CHAPTER I. SCOTLAND AND ENGLAND.
After leaving Bristol, I went to London, the metropolis of the world. The first important place visited was Westminster Abbey, an old church, founded in the seventh century, rebuilt in 1049, and restored to its present form in the thirteenth century. Many eminent men and women are buried here. Chaucer, the first poet to find a resting place in the Abbey, was interred in 1400. The place where Major Andre is buried is marked by a small piece of the pavement bearing his name. On the wall close by is a monument to him. Here are the graves of Isaac Newton, Charles Dickens, Alfred Tennyson, Charles Darwin, and many others, including Kings and Queens of England for centuries. In the Poets' Corner are monuments to Coleridge, Southey, Shakespeare, Burns, Tennyson, Milton, Gray, Spencer, and others, and one bearing the inscription "O Rare Ben Jonson." There is also a bust of Longfellow, the only foreigner accorded a memorial in the Abbey. The grave of David Livingstone, the African explorer and missionary, is covered with a black stone of some kind, which forms a part of the floor or pavement, and contains an inscription in brass letters, of which the following quotation is a part: "All I can add in my solitude is, may heaven's rich blessings come down on every one, American, English, or Turk, who will help to heal this open sore of the world."
Concerning this interesting old place which is visited by more than fifty thousand Americans annually, Jeremy Taylor wrote: "Where our Kings are crowned, their ancestors lie interred, and they must walk over their grandsires to take the crown. There is an acre sown with royal seed, the copy of the greatest change, from rich to naked, from ceiled roofs to arched coffins, from living like gods to die like men. There the warlike and the peaceful, the fortunate and the miserable, the beloved and despised princes mingle their dust and pay down their symbol of mortality, and tell all the world that when we die our ashes shall be equal to Kings, and our accounts easier, and our pains for our sins shall be less." While walking about in the Abbey, I also found these lines from Walter Scott:
"Here, where the end of earthly things
Lays heroes, patriots, bards and kings;
Where stiff the hand and still the tongue
Of those who fought, and spoke, and sung;
Here, where the fretted aisles prolong
The distant notes of holy song,
As if some Angel spoke again
'All peace on earth, good will to men';
If ever from an English heart,
Here let prejudice depart."
Bunhill Fields is an old cemetery where one hundred and twenty thousand burials have taken place. Here lie the ashes of Isaac Watts, the hymn writer; of Daniel De Foe, author of "Robinson Crusoe," and of John Bunyan, who in Bedford jail wrote "Pilgrim's Progress." The monuments are all plain. The one at the grave of De Foe was purchased with the contributions of seventeen hundred people, who responded to a call made by some paper. On the top of Bunyan's tomb rests the figure of a man, perhaps a representation of him whose body was laid in the grave below. On one of the monuments in this cemetery are the following words concerning the deceased: "In sixty-seven months she was tapped sixty-six times. Had taken away two hundred and forty gallons of water without ever repining at her case or ever fearing the operation."
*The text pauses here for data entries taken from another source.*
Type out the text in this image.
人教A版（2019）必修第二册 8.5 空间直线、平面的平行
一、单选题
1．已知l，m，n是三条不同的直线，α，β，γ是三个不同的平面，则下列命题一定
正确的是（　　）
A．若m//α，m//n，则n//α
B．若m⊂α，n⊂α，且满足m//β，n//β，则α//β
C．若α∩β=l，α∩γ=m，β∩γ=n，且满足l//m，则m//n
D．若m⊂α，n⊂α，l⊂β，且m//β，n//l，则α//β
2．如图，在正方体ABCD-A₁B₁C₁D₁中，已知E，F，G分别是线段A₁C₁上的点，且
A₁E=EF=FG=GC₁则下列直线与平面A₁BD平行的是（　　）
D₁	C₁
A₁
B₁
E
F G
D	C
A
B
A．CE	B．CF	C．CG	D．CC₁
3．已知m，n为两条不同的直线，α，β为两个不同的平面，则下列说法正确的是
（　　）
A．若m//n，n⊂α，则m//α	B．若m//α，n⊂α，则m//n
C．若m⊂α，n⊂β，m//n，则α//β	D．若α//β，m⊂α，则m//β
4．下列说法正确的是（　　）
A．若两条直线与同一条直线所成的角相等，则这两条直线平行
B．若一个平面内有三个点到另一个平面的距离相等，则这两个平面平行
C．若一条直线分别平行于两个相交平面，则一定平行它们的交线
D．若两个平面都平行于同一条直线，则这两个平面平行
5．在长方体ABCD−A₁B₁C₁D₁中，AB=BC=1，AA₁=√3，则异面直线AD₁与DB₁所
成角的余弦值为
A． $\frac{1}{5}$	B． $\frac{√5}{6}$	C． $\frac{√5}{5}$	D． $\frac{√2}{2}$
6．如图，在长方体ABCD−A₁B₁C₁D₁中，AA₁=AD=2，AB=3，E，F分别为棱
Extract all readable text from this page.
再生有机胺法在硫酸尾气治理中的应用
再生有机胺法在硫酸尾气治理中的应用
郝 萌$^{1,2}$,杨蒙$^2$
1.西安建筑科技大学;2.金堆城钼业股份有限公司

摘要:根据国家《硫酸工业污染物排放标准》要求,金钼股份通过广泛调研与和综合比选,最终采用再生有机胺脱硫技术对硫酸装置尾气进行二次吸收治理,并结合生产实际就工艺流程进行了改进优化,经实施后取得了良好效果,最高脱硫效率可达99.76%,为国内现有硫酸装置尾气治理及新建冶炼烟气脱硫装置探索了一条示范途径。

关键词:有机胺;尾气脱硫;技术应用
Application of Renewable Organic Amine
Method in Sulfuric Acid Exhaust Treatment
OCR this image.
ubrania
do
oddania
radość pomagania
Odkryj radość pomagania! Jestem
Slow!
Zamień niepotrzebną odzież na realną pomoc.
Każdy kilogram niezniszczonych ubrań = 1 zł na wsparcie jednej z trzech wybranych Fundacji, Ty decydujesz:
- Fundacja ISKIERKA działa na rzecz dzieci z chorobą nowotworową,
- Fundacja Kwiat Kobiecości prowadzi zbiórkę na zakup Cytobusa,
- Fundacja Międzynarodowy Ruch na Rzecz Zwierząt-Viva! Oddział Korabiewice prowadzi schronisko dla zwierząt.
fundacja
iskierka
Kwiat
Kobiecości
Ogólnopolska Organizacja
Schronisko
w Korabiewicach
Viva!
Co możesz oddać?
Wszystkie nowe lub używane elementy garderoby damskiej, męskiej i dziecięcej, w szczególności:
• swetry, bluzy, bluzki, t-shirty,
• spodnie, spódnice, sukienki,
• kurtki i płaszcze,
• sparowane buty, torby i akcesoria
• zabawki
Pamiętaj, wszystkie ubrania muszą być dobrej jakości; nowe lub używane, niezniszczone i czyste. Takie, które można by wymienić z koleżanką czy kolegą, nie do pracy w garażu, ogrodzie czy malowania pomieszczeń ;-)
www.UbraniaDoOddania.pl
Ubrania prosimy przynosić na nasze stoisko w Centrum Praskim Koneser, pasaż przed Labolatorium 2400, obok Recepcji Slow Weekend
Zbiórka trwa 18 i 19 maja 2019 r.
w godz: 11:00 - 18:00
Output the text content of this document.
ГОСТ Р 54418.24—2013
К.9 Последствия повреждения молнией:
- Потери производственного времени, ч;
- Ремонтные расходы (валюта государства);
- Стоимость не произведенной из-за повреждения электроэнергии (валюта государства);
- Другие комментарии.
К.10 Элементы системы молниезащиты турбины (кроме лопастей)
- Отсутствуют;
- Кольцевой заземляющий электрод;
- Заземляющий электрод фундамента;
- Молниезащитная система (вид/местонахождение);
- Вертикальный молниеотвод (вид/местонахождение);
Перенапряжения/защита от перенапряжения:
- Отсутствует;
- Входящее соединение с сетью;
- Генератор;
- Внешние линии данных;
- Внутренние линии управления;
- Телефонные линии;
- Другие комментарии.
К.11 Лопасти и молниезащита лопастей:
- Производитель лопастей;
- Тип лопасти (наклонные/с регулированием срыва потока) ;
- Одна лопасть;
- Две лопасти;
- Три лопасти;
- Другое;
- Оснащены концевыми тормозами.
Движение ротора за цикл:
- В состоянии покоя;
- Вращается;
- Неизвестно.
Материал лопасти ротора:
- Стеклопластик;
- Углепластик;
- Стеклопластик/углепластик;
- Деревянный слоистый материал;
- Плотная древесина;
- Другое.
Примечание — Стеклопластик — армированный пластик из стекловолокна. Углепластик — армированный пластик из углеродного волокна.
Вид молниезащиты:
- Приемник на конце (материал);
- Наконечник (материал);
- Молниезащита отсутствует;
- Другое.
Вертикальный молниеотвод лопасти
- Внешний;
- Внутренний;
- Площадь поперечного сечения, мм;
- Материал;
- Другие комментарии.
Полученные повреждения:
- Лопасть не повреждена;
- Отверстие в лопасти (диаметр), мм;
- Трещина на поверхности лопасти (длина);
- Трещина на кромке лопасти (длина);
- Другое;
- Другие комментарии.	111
Just across the street from Bunhill Fields stands the house once occupied by John Wesley (now containing a museum) and a meeting-house which was built in Wesley's day. The old pulpit from which Mr. Wesley preached is still in use, but it has been lowered somewhat. In front of the chapel is a statue of Wesley, and at the rear is his grave, and close by is the last resting place of the remains of Adam Clarke, the commentator.
A trip to Greenwich was quite interesting. I visited the museum and saw much of interest, including the painted hall, the coat worn by Nelson at the Battle of the Nile, and the clothing he wore when he was mortally wounded at Trafalgar. I went up the hill to the Observatory, and walked through an open door to the grounds where a gentleman informed me that visitors are not admitted without a pass; but he kindly gave me some information and told me that I was standing on the prime meridian. On the outside of the enclosure are scales of linear measure up to one yard, and a large clock.
After the trip to Greenwich, I went over the London Bridge, passed the fire monument, and came back across the Thames by the Tower Bridge, a peculiar structure, having two levels in one span, so passengers can go up the stairs in one of the towers, cross the upper level, and go down the other stairs when the lower level is opened for boats to pass up and down the river. While in Scotland, I twice crossed the great Forth Bridge, which is more than a mile and a half long and was erected at a cost of above fifteen millions of dollars. There are ten spans in the south approach, eight in the north approach, and two central spans each seventeen hundred feet long. The loftiest part of the structure is three hundred and sixty-one feet above high-water mark.